Schlechtestes Wahlresultat als Kompliment
Als sehr früh Pensionierter verbringt Alec von Tavel mehrere Monate im Jahr im Ausland. Trotzdem konnte er sein Gemeinderatsamt seriös ausüben. «Wir haben schon bald auf elektronisch verfügbare Dokumente umgestellt. Und ein System, bei dem wir hinter jedem Traktandum Ja, Nein, Diskussion erwünscht und Kommentare hinterlegen können. Das klappt auch aus der Ferne», weiss er. Dass Alec von Tavel Ende dieses Jahr zurücktritt, hat er bereits vor sechs Jahren geplant. Normalerweise schaue er nicht so weit voraus, beteuert er. «Ich möchte damit im Gemeinderat eine Kontinuität gewährleisten. Deshalb gab ich meinen Rücktritt auch bereits in diesem März bekannt.»

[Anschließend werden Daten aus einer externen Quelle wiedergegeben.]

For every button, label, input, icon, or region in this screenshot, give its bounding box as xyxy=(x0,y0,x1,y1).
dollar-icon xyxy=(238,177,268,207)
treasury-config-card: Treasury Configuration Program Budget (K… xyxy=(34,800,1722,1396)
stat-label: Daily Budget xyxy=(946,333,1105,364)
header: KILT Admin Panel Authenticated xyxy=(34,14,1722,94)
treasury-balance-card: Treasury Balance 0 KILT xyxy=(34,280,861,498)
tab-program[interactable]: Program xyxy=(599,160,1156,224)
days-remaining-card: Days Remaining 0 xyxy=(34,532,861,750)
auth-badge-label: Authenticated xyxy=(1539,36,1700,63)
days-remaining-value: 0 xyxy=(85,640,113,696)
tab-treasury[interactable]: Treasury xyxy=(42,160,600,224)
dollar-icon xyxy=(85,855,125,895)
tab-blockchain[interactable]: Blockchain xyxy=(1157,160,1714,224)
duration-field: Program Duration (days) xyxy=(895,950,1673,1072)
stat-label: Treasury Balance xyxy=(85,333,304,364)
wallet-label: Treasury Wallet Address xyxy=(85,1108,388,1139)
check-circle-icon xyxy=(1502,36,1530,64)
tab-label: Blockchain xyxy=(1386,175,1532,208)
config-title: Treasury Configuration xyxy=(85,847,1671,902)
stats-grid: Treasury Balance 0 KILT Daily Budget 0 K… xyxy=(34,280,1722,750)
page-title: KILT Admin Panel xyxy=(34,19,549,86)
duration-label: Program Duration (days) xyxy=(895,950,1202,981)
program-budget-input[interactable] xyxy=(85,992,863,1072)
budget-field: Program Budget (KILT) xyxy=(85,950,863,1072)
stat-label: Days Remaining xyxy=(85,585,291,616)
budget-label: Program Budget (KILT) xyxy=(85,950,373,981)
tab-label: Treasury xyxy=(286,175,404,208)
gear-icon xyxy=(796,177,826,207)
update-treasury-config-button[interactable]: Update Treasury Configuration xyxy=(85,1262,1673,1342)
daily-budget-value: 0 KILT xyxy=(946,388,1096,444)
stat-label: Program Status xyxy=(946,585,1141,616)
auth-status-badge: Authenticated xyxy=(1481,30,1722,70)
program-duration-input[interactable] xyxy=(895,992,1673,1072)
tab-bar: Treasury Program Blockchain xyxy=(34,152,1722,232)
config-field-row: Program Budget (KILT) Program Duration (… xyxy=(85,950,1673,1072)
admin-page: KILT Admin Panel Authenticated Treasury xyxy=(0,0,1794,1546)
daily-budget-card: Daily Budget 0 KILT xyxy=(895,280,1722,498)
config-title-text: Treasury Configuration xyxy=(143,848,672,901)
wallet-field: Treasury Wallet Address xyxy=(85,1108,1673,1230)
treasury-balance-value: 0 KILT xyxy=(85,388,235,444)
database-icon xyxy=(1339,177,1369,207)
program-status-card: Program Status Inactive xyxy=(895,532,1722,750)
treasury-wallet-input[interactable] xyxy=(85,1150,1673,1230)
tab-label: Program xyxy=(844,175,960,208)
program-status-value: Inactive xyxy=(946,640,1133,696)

Aus dem Gemeinderat nimmt er nun viele schöne Begegnungen, tolle Freundschaften und viel zusätzliche Lebenserfahrung mit. «Dass ich an den letzten Gesamterneuerungswahlen mein schlechtestes Resultat erreicht habe, fasse ich als Kompliment für meine Arbeit auf. Es bedeutet für mich, dass ich mich nie für Einzelinteressen eingesetzt habe und immer das Gesamtwohl im Auge hatte. Es gab einige Gruppierungen und Einzelpersonen mit übertriebenen Forderungen, welche ich abschlagen musste. Dadurch gewann ich nicht nur Freunde», ist er überzeugt und sagt: «Als Gemeinderat gewählt zu werden, gibt einem nicht das Recht, nach eigenem Gusto zu regieren, sondern es verpflichtet den Gewählten, für die Einwohner und im Interesse der Gemeinde zu arbeiten.» Die neue Freizeit wird er für weitere Reisen nutzen und dann immer wieder gerne in sein geliebtes Unterlunkhofen zurückkehren.